La liste est longue mais le constat reste le même : les grands groupes multinationaux construisent des stratégies de délocalisation, bénéficient des avantages apportés par l’Europe et les États, planquent leurs bénéfices dans les paradis fiscaux, et ensuite, pour certains, tirent un trait sur des milliers d’emplois européens dès que leurs résultats vacillent sous le poids de mauvaises stratégies commerciales internes et du spectre de la surproduction.

Le Fonds européen d’ajustement à la mondialisation, dont l’utilité fait l’unanimité, s’est transformé en chambre de soins palliatifs pour les emplois industriels européens ! L’Europe ne peut et ne doit surtout pas se contenter de panser les plaies creusées par des multinationales profitant des effets pervers de la politique commerciale défendue par la Commission européenne.

Les adeptes du néolibéralisme doivent sortir la tête du sable et tirer les leçons de l’échec flagrant de l’ouverture inconditionnelle des marchés européens. Il est temps de suspendre cette fuite en avant du libre-échange économique, menée à grands coups de CETA, TTIP, etc., pour prendre enfin le temps de cibler toute l’attention sur les travailleurs et la pérennité de l’emploi industriel en Europe.

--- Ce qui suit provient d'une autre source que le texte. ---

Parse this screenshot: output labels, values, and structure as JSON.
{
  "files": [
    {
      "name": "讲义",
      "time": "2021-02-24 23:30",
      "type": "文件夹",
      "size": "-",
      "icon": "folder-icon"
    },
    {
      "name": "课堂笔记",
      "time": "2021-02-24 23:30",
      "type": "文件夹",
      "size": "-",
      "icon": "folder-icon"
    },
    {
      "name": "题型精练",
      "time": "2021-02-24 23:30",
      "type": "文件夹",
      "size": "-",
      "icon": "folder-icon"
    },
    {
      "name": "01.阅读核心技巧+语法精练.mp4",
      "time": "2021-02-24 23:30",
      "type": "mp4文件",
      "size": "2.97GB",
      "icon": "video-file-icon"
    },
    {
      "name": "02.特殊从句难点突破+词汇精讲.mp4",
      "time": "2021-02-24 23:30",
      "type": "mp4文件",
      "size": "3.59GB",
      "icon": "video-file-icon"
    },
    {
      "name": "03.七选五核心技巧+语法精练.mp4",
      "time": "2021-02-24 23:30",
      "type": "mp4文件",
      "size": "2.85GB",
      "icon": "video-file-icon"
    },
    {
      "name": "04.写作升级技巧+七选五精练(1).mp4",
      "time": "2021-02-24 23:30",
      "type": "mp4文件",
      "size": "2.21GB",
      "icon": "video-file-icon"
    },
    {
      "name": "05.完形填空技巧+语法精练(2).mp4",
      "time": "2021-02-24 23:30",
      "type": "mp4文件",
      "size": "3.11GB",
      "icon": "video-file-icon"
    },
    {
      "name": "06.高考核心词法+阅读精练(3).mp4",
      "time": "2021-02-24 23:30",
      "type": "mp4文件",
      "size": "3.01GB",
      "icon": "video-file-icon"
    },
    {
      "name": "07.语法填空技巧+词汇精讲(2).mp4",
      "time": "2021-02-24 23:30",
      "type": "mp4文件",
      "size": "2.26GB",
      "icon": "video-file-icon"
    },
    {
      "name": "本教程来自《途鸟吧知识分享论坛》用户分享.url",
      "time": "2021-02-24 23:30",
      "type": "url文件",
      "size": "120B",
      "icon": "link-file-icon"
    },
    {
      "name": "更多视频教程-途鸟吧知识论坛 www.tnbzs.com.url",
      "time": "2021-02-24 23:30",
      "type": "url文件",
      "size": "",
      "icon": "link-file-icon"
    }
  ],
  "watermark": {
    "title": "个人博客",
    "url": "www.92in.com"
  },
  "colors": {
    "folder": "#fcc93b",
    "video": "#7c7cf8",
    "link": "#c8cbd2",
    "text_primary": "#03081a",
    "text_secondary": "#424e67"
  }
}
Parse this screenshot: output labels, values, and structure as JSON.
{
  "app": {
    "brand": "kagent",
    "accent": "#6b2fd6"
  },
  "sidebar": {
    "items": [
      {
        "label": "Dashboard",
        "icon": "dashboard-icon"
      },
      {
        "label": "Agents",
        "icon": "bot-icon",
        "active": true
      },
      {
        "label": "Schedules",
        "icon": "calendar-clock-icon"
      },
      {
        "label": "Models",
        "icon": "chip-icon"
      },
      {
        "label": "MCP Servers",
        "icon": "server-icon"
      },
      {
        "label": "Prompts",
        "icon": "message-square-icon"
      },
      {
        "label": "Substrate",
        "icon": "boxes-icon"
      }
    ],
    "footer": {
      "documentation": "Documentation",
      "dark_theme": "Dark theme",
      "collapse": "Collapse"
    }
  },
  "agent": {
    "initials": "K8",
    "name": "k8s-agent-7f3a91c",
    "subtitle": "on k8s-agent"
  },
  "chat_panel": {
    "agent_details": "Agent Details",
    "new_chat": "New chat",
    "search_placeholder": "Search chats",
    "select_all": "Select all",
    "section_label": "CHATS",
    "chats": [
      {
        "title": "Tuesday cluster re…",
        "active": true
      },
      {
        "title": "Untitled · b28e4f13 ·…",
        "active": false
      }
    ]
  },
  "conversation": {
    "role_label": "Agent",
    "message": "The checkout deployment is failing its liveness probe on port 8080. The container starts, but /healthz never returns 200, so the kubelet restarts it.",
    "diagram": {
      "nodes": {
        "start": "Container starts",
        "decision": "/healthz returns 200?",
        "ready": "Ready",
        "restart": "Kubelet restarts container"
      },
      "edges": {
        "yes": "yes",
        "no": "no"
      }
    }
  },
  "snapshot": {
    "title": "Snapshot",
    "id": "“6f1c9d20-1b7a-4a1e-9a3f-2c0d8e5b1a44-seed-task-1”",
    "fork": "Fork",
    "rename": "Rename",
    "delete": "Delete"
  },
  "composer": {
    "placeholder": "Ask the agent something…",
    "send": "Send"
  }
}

La survie et le développement des industries européennes dépendront de la mise en place d’une politique commerciale misant sur l’investissement dans la recherche et le développement (R&D), la valorisation de son outil et sa main d’œuvre industriels comme pôle d’attraction, la lutte efficace contre le dumping social et fiscal, et une responsabilisation des entreprises internationales clairement balisée dans les traités commerciaux.

Le cas Caterpillar aura eu pour seul mérite de rappeler l’urgence de limiter les effets négatifs de cette inévitable globalisation. La création d’un fonds d’anticipation européen, destiné à prévoir en amont l’impact sur les « perdants potentiels » secteur par secteur et région par région de tout nouvel accord commercial et ainsi prendre de manière anticipée des mesures pour amortir les conséquences de la globalisation, est un outil que les décideurs européens auraient tort de dédaigner.